Pipewire is compatible with the Pulseaudio protocol, so Pulseaudio clients work on Pipewire. In contrast, Wayland is a protocol. A Wayland-compatible compositor that also speaks something else would still be a Wayland compositor.
I think the fact that Wayland isn’t a program is a big part of the problem. The dominant Wayland compositor in use is gnome-shell, and it’s obviously extremely GNOME centric. With X11, the interaction between clients and gnome-shell was intermediated by Xorg, so, if gnome-shell wanted to support Xorg (which it did), it had to support relevant features of Xorg. Xorg supported server side decorations, so gnome-shell did too.
But gnome-shell as a Wayland compositor supports whatever set of features it likes, and clients that require additional features don’t work on GNOME, so they largely don’t get written, so there is little pressure on gnome-shell to support them. A Wayland competitor won’t help here. An alternate Wayland server that sits in front of gnome-shell might, but it would be a mess.

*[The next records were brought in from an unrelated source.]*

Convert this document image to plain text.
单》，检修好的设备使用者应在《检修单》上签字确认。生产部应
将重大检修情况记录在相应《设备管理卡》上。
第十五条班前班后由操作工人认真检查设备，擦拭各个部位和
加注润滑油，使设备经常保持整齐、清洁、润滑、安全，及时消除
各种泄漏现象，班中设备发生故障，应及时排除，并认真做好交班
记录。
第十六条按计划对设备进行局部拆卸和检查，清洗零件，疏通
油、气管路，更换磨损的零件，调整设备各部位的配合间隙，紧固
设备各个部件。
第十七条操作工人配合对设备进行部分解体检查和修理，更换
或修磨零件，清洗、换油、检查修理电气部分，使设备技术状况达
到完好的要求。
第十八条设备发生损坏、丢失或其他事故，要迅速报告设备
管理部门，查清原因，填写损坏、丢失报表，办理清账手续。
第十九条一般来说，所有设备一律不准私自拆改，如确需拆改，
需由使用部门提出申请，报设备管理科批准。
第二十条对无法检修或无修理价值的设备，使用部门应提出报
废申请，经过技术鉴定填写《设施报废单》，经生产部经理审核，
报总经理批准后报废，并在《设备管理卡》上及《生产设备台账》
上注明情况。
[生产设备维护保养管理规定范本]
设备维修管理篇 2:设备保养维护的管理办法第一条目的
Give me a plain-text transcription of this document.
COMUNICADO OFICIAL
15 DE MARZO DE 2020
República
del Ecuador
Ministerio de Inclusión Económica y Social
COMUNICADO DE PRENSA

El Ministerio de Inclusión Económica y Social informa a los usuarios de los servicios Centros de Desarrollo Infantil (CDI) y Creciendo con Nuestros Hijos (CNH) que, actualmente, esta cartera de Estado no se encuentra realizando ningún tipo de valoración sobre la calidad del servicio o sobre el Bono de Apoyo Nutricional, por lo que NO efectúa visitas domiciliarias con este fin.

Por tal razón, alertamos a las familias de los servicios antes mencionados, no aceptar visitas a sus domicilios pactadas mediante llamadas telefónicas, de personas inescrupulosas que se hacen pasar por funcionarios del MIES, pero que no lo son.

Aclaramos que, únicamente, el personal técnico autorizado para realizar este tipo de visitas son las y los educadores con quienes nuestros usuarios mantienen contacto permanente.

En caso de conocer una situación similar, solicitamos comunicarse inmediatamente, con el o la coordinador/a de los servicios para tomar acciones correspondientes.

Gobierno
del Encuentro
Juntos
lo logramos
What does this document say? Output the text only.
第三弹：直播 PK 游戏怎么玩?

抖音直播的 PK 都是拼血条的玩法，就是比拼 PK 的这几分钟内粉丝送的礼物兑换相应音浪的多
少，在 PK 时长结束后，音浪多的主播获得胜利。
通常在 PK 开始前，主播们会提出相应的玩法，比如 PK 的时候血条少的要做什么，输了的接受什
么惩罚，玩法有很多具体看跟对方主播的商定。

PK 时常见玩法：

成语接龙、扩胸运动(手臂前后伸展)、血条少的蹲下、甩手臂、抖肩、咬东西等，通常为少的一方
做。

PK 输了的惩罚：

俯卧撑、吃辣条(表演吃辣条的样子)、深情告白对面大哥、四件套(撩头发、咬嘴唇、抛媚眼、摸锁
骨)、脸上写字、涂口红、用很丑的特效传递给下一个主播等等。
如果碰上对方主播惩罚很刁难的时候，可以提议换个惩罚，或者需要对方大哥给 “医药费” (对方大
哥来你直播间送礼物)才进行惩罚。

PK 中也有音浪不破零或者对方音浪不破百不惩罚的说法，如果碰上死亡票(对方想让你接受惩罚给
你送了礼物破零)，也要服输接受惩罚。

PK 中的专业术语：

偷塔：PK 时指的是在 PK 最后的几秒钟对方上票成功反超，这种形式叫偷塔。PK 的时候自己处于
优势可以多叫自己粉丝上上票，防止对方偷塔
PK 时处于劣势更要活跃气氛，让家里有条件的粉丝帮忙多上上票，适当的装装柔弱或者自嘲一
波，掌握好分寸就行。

Ultimately the best solution would be to break GNOME’s mindshare dominance. If enough users demanded something better/different, then IT departments and sales would notice, and GNOME would need
to either catch up or get left behind.
I’ve never had any real issues with wayland. It supports high DPI, fractional scaling, and high refresh rates very well — couldn’t say the same about X!
All of my struggles with wayland were adoption. It’s a struggle to force every older electron app to use wayland via CLI flags because the authors, even big ones, haven’t bothered.
I guess there are some unsupported things — like screen control. (If you wanted to control another person’s screen over a video call, it’s unsupported in wayland.) But it also actually sandboxes a lot of things which should be (like screen control!)
Adoption would be a problem with a different system as well, unless it was fully compatible with X. Which defeats at least part of the problem wayland solves.
Just like how pipewire did all that pulseaudio was trying to achieve, and some more, while also fixing all the rough issues.